Konflikt mit Aserbaidschan: Armenier fürchten weitere Schmach

In Armenien trauern die Menschen um die Toten im Konflikt mit Aserbaidschan. Viele fürchten, dass ihre Regierung sich dem Druck beugen könnte.

Trauernde Menschen stehen um einen Sarg, der mit der armenischen Flagge bedeckt ist

Trauer in Jerewan am vergangenen Freitag um einen im Konflikt mit Aserbaidschan getöteten Soldaten Foto: Karen Minasyan/afp

JEREWAN taz | Armenische Flaggen so weit das Auge reicht, auf jedem Grab eine. Vor einer der Grabstätten sitzt eine Frau auf einer Bank, das Gesicht in den Händen vergraben, sie schluchzt leise. Auf der Grabplatte sind unter einem großen, in den Stein eingelassenen Foto eines jungen Mannes Geburts- und Sterbedatum eingraviert – 2002 bis 2020.

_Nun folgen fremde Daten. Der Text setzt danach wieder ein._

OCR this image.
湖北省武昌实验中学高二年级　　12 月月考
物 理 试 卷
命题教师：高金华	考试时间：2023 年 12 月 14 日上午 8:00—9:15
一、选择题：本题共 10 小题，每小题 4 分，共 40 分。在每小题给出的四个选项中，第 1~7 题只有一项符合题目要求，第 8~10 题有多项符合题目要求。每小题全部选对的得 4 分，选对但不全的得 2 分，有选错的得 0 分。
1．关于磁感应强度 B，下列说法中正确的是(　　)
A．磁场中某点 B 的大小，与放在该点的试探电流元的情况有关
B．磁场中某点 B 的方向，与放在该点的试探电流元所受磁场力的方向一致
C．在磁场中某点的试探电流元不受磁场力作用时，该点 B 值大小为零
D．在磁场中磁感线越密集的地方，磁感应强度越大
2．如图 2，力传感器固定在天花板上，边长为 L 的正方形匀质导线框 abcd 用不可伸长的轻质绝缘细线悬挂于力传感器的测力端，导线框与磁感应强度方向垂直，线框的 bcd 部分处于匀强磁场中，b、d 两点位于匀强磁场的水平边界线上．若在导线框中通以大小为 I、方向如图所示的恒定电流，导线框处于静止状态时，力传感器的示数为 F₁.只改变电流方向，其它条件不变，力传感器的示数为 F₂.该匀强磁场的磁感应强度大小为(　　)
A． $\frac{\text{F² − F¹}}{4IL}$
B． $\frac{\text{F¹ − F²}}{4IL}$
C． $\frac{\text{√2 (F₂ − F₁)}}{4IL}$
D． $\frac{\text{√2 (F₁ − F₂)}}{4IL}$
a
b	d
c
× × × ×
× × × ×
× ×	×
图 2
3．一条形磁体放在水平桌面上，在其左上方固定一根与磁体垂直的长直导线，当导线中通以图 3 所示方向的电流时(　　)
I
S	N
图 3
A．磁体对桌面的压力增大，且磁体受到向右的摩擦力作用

Diese Jahreszahlen wiederholen sich bei allen Gräbern in diesem Abschnitt des Militärfriedhofs Erablur. Das weitläufige Areal befindet sich auf einer Anhöhe rund 15 Autominuten vom Zentrum der armenischen Hauptstadt Jerewan entfernt. Hier sind vor allem Soldaten begraben, die bei Kämpfen gegen Aserbaidschan um die Region Bergkarabach ihr Leben verloren haben. Aber auch Persönlichkeiten wie der ehemalige Regierungschef Vasgen Sargsian, der 1999 bei einer Schießerei im Parlament getötet wurde, haben hier ihre letzte Ruhe gefunden.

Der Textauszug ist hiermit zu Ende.